The five and a half year old London-based startup is not yet profitable but Klein flags growth he dubs “fast enough” (noting it doubled sales year-over-year last year, a “trend” he says continued in the first half of this year), before adding: “It’s not impossible for us to get to profitability. We have a lot of optionality. But at the moment we are making investments — in software, in team — we have partner products coming out like Harry, we’ll have more coming out next year. So in terms of absolute positive EBITDA not yet but we are profitable on a units basis.”
Kano closed a $28M Series B last year — and has raised some $44.5M in all at this stage, according to Crunchbase. Is it raising more funding now? “I think any entrepreneur who is looking to do something big is always in some sense keeping an eye out for sources of capital,” replies Klein. “As well as sources of talent.”
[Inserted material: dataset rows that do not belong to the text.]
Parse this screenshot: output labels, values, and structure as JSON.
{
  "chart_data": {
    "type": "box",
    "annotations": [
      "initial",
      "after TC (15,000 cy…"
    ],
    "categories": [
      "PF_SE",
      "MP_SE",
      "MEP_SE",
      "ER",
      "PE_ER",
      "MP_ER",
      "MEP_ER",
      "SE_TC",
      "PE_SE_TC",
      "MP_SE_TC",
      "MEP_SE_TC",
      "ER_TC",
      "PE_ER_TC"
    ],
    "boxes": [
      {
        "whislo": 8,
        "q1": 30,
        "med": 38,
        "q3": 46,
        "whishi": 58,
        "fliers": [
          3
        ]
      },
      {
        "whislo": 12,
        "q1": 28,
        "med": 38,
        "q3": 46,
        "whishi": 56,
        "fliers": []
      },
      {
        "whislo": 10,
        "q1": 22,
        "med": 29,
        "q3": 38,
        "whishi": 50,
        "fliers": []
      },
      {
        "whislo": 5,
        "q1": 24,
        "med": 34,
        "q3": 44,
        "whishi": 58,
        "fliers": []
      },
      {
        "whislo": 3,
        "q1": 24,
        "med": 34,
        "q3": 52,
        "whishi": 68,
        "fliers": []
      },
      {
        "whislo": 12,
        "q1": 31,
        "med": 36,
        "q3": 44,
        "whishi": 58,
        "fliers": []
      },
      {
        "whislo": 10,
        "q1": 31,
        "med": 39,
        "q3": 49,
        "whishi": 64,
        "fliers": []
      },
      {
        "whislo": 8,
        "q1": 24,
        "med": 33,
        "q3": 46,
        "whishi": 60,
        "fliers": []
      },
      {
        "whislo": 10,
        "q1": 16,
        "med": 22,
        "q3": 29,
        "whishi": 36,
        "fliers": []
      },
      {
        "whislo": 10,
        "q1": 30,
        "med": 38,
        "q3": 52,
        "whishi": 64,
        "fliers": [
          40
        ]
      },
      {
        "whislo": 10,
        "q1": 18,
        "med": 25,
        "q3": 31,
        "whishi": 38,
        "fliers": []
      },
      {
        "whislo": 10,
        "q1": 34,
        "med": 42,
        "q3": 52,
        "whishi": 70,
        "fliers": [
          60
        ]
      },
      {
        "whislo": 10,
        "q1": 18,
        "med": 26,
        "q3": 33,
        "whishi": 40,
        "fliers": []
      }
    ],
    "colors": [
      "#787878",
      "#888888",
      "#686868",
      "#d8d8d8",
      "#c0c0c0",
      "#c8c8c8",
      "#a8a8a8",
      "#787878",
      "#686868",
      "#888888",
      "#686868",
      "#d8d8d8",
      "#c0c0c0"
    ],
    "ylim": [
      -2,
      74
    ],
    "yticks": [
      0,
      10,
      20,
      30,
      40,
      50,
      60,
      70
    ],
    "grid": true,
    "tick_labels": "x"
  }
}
He points by way of a connected aside to this study of C-suite execs, carried out by Stripe and Harris poll, which found that access to software developers is a bigger constraint than access to capital, saying: “I read that and I thought that that gap — between the 1% of 1% who can develop software or hardware and the rest of us — is exactly the challenge that Kano set out to solve from a consumer and education perspective.”
“In terms of fundraising we do get a lot of inbound, we have great investors at the moment,” he adds. “We do know that the scale of this particular challenge — which is demystify technology, become synonymous with learning to code and making your own computers — that requires significant support and we’ll be continuing to keep our eyes out as we grow.”